Eagle Pass, Texas is a border town that few are familiar with. It has an estimated population of 28,130 people, according to the 2020 US Census. Of that number, 96.7% are of Hispanic or Latino origin. That makes sense for a town on the border.
You know what else is on the border? A wall of storage containers and a razor wire fence runs along the Rio Grande. That’s just one of the many things Texas Governor Greg Abbott accomplished during his first term in office to address immigration concerns and keep immigrants from crossing over.
Like a lot of modern policy though, it’s not at all a viable long-term solution.
In case you missed the annual Robert E. Horton lecture, hosted by the Department of Earth and the Environment on March 30, here’s a bit of a recap. Surprisingly, there’s a lot that I, as a Texan, was unaware of.
Dr. Adriana Martinez, associate professor of Geography and GIS at Southern Illinois University at Edwardsville, made it clear during the lecture that Eagle Pass has been facing serious flooding for some time now. Floods in 2010, 2013 and 2014 had extended out far enough to reach portions of the fence that had been around for nearly a decade.
Flooding, in and of itself, is always a serious concern. Dr. Martinez showcased a map that demonstrated how extensive flooding could be with regard to geographic impact, depending on what sort of flood occurred in a given year. For this visual, the priority was mainly on how far the flooding went without taking into account the impacts of the border fence.
On the lower end of the scale, there are floods that expanded out into Mexico as a result of lower floodplain elevations. The larger the floods got, though, the higher up they reached. Soon enough, by the 25-year mark, floods began reaching inland commercial areas in Eagle Pass and residential areas in Mexico.

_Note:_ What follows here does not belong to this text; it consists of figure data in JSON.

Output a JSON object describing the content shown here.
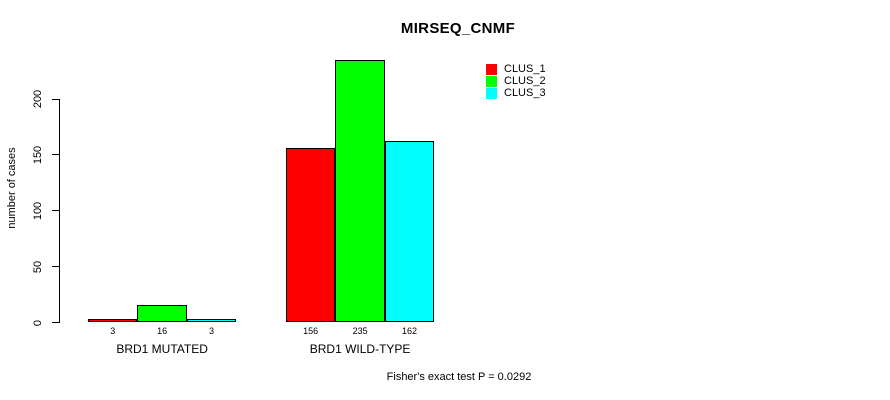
{
  "chart_data": {
    "type": "bar",
    "title": "MIRSEQ_CNMF",
    "ylabel": "number of cases",
    "xlabel": "",
    "categories": [
      "BRD1 MUTATED",
      "BRD1 WILD-TYPE"
    ],
    "series": [
      {
        "name": "CLUS_1",
        "color": "#FF0000",
        "values": [
          3,
          156
        ]
      },
      {
        "name": "CLUS_2",
        "color": "#00FF00",
        "values": [
          16,
          235
        ]
      },
      {
        "name": "CLUS_3",
        "color": "#00FFFF",
        "values": [
          3,
          162
        ]
      }
    ],
    "y_ticks": [
      0,
      50,
      100,
      150,
      200
    ],
    "ylim": [
      0,
      240
    ],
    "bar_value_labels": [
      [
        "3",
        "16",
        "3"
      ],
      [
        "156",
        "235",
        "162"
      ]
    ],
    "legend_position": "top-right",
    "grid": false,
    "footnote": "Fisher's exact test P = 0.0292"
  },
  "colors": {
    "background": "#FFFFFF",
    "axis": "#000000",
    "text": "#000000",
    "clus_1": "#FF0000",
    "clus_2": "#00FF00",
    "clus_3": "#00FFFF"
  }
}
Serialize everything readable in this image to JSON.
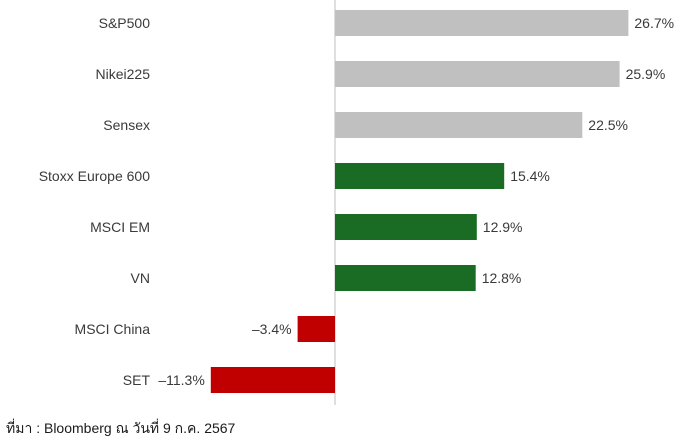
{
  "chart_data": {
    "type": "bar",
    "orientation": "horizontal",
    "categories": [
      "S&P500",
      "Nikei225",
      "Sensex",
      "Stoxx Europe 600",
      "MSCI EM",
      "VN",
      "MSCI China",
      "SET"
    ],
    "values": [
      26.7,
      25.9,
      22.5,
      15.4,
      12.9,
      12.8,
      -3.4,
      -11.3
    ],
    "value_labels": [
      "26.7%",
      "25.9%",
      "22.5%",
      "15.4%",
      "12.9%",
      "12.8%",
      "–3.4%",
      "–11.3%"
    ],
    "bar_colors": [
      "#c0c0c0",
      "#c0c0c0",
      "#c0c0c0",
      "#1a6b23",
      "#1a6b23",
      "#1a6b23",
      "#c00000",
      "#c00000"
    ],
    "xlim": [
      -12,
      28
    ],
    "grid": false,
    "legend": "none",
    "title": "",
    "xlabel": "",
    "ylabel": ""
  },
  "colors": {
    "axis_line": "#bfbfbf",
    "label_text": "#3a3a3a",
    "value_text": "#3a3a3a"
  },
  "source_note": "ที่มา : Bloomberg ณ วันที่ 9 ก.ค. 2567"
}
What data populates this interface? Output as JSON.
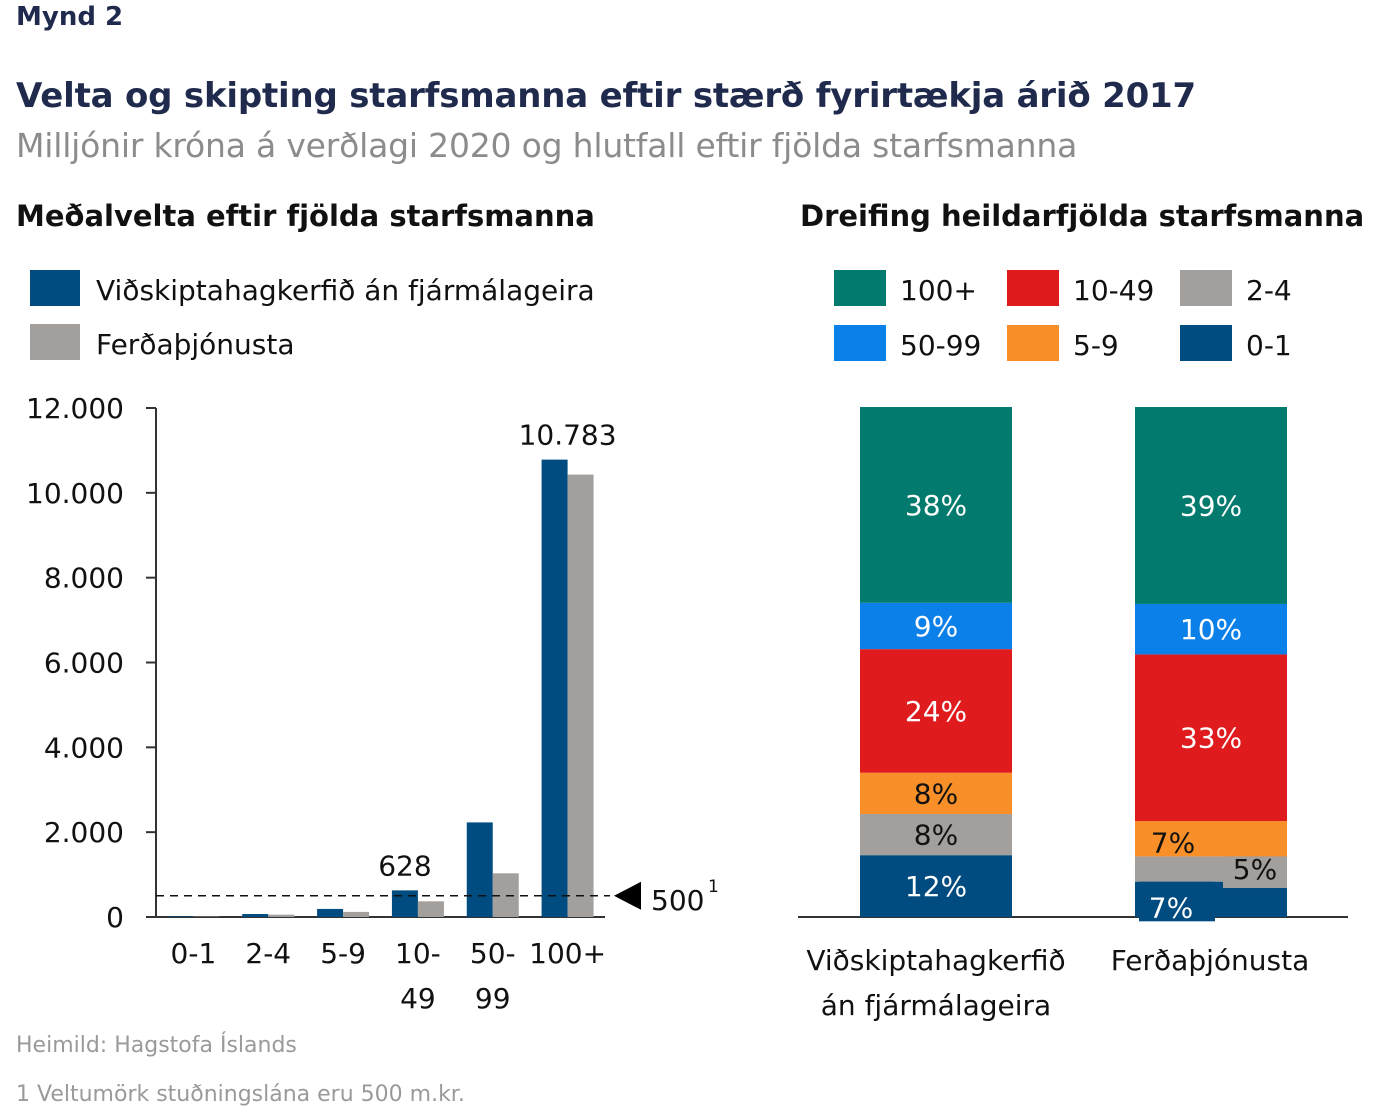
{
  "figure_label": "Mynd 2",
  "title": "Velta og skipting starfsmanna eftir stærð fyrirtækja árið 2017",
  "subtitle": "Milljónir króna á verðlagi 2020 og hlutfall eftir fjölda starfsmanna",
  "source": "Heimild: Hagstofa Íslands",
  "footnote": "1 Veltumörk stuðningslána eru 500 m.kr.",
  "colors": {
    "navy": "#004b7f",
    "gray": "#a39f9c",
    "teal": "#027a6d",
    "blue": "#0a80e8",
    "red": "#e01b1e",
    "orange": "#f98f28",
    "text": "#1f2a4d"
  },
  "chart_data": [
    {
      "type": "bar",
      "title": "Meðalvelta eftir fjölda starfsmanna",
      "categories": [
        "0-1",
        "2-4",
        "5-9",
        "10-49",
        "50-99",
        "100+"
      ],
      "category_lines": [
        [
          "0-1"
        ],
        [
          "2-4"
        ],
        [
          "5-9"
        ],
        [
          "10-",
          "49"
        ],
        [
          "50-",
          "99"
        ],
        [
          "100+"
        ]
      ],
      "series": [
        {
          "name": "Viðskiptahagkerfið án fjármálageira",
          "color": "#004b7f",
          "values": [
            15,
            70,
            190,
            628,
            2230,
            10783
          ]
        },
        {
          "name": "Ferðaþjónusta",
          "color": "#a39f9c",
          "values": [
            10,
            55,
            120,
            370,
            1030,
            10430
          ]
        }
      ],
      "data_labels": [
        {
          "category": "10-49",
          "series": 0,
          "text": "628"
        },
        {
          "category": "100+",
          "series": 0,
          "text": "10.783"
        }
      ],
      "ylim": [
        0,
        12000
      ],
      "yticks": [
        0,
        2000,
        4000,
        6000,
        8000,
        10000,
        12000
      ],
      "ytick_labels": [
        "0",
        "2.000",
        "4.000",
        "6.000",
        "8.000",
        "10.000",
        "12.000"
      ],
      "reference_line": {
        "value": 500,
        "label": "500",
        "superscript": "1"
      },
      "legend_placement": "top-left"
    },
    {
      "type": "bar",
      "stacked": true,
      "percent": true,
      "title": "Dreifing heildarfjölda starfsmanna",
      "categories": [
        "Viðskiptahagkerfið án fjármálageira",
        "Ferðaþjónusta"
      ],
      "category_lines": [
        [
          "Viðskiptahagkerfið",
          "án fjármálageira"
        ],
        [
          "Ferðaþjónusta"
        ]
      ],
      "legend_order": [
        "100+",
        "10-49",
        "2-4",
        "50-99",
        "5-9",
        "0-1"
      ],
      "series": [
        {
          "name": "0-1",
          "color": "#004b7f",
          "values": [
            12,
            7
          ],
          "labels": [
            "12%",
            "7%"
          ]
        },
        {
          "name": "2-4",
          "color": "#a39f9c",
          "values": [
            8,
            5
          ],
          "labels": [
            "8%",
            "5%"
          ]
        },
        {
          "name": "5-9",
          "color": "#f98f28",
          "values": [
            8,
            7
          ],
          "labels": [
            "8%",
            "7%"
          ]
        },
        {
          "name": "10-49",
          "color": "#e01b1e",
          "values": [
            24,
            33
          ],
          "labels": [
            "24%",
            "33%"
          ]
        },
        {
          "name": "50-99",
          "color": "#0a80e8",
          "values": [
            9,
            10
          ],
          "labels": [
            "9%",
            "10%"
          ]
        },
        {
          "name": "100+",
          "color": "#027a6d",
          "values": [
            38,
            39
          ],
          "labels": [
            "38%",
            "39%"
          ]
        }
      ],
      "legend_placement": "top"
    }
  ]
}
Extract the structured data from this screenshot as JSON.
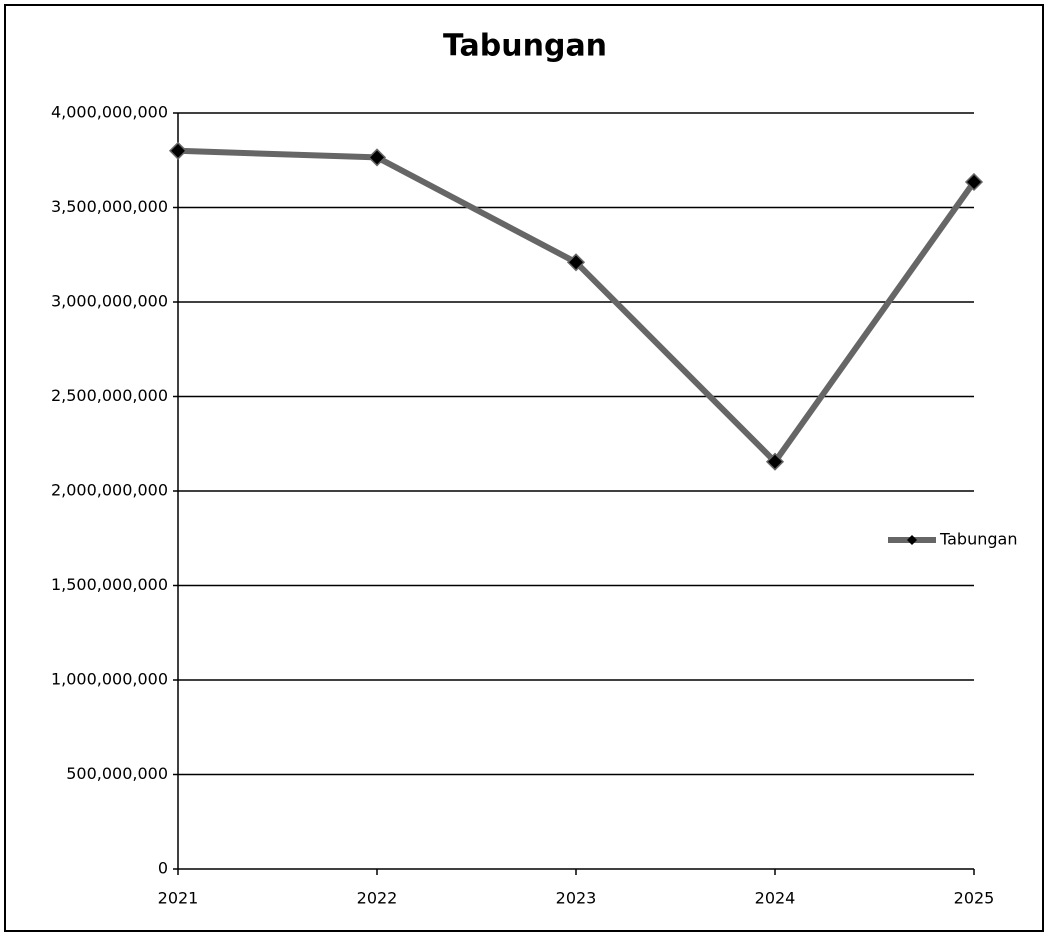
{
  "chart_data": {
    "type": "line",
    "title": "Tabungan",
    "categories": [
      "2021",
      "2022",
      "2023",
      "2024",
      "2025"
    ],
    "series": [
      {
        "name": "Tabungan",
        "color": "#666666",
        "marker_color": "#000000",
        "values": [
          3800000000,
          3765000000,
          3210000000,
          2155000000,
          3635000000
        ]
      }
    ],
    "ylim": [
      0,
      4000000000
    ],
    "yticks": [
      0,
      {
        "value": 500000000,
        "label": "500,000,000"
      },
      {
        "value": 1000000000,
        "label": "1,000,000,000"
      },
      {
        "value": 1500000000,
        "label": "1,500,000,000"
      },
      {
        "value": 2000000000,
        "label": "2,000,000,000"
      },
      {
        "value": 2500000000,
        "label": "2,500,000,000"
      },
      {
        "value": 3000000000,
        "label": "3,000,000,000"
      },
      {
        "value": 3500000000,
        "label": "3,500,000,000"
      },
      {
        "value": 4000000000,
        "label": "4,000,000,000"
      }
    ],
    "grid": true,
    "legend": "right"
  }
}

Martinez said that the flooding, bad enough as it is, has only been made worse by the border wall. Places where the water is forced to gather as a result of structures like the containers have the potential to worsen the frequent sorts of floods that Eagle Pass experiences.
Whenever the water finds a gap in the fences, it’ll rush through it, Martinez said. Velocities climb as the water rushes to escape confinement, creating the potential for dangerous conditions that anyone trapped out on the water may face. In residential and urban areas where increased velocities may occur, the damage to property can be disastrous.
Where the water is kept confined and allowed to gather, things aren’t much better. It’ll take the water time to dry out. The more water the fence contains though, the longer it’ll take to dry out. The longer it remains, the more likely the risk of waterborne diseases becomes.
So, what’s all that mean?
It means that maybe someone should have stopped to consider the environmental impacts of putting down shipping containers and any sort of man-made barriers beforehand. Instead, what we got was a bunch of people in charge who just didn’t care what they had to do, so long as they were able to keep out immigrants.
National Security, they call it. Racism, I say.
That’s the reason why barriers like these are put up. It wasn’t done to help the local environment. It wasn’t done to protect the local population. It was done to hurt people.
It’s easy to get away with discriminatory practices if it means selling people on the idea that they’ll be better off. A border wall won’t keep immigrants out, but that doesn’t matter. It’s all just theatrics. It’s about showing people that you’re on their side, that you want to keep immigrants out for the sake of the average USAmerican, never mind the fact that no politician can be trusted to care for the average individual.
Just look at Eagle Pass a bit longer, and you’ll start seeing that low-income neighborhoods are likely to be hit the hardest by the worsening flooding. Remember, this is a predominantly Latino town! There’s a high likelihood that the town consists predominantly of low-income individuals and families who would struggle to rebuild in the aftermath of natural disasters. The data supports this. The poverty rate in Eagle Pass is close to 25%, with the median income coming in just barely above $20,000 per individual.
The issue of flooding along the Rio Grande is as much a class and racial issue as it is environmental. We can’t allow ourselves to forget that. They are born of the same place, leaders who have little care for the natural world and all those who inhabit it. They see themselves as above nature, as above the rabble. They argue that they’ll do as they please
The truth of the matter is that, as much as they may try, their time and influence is limited. Their influence will be felt by many over the decades to come and there will be those who actively resist the rubbish being peddled to the ordinary individual. Nature will thrive only when we realize we are part of the very environment we inhabit, as integral a creature as any plant or animal that fulfills an ecological niche.
There is a place for humanity to exist in the natural world. However, there is no room for the obsession with abusing the bounty that nature offers us. The time is always right to push against the darkest bits of human nature. We must not allow these things to go on unnoticed. Everyone has a part to play in making this planet we call home a better place to live.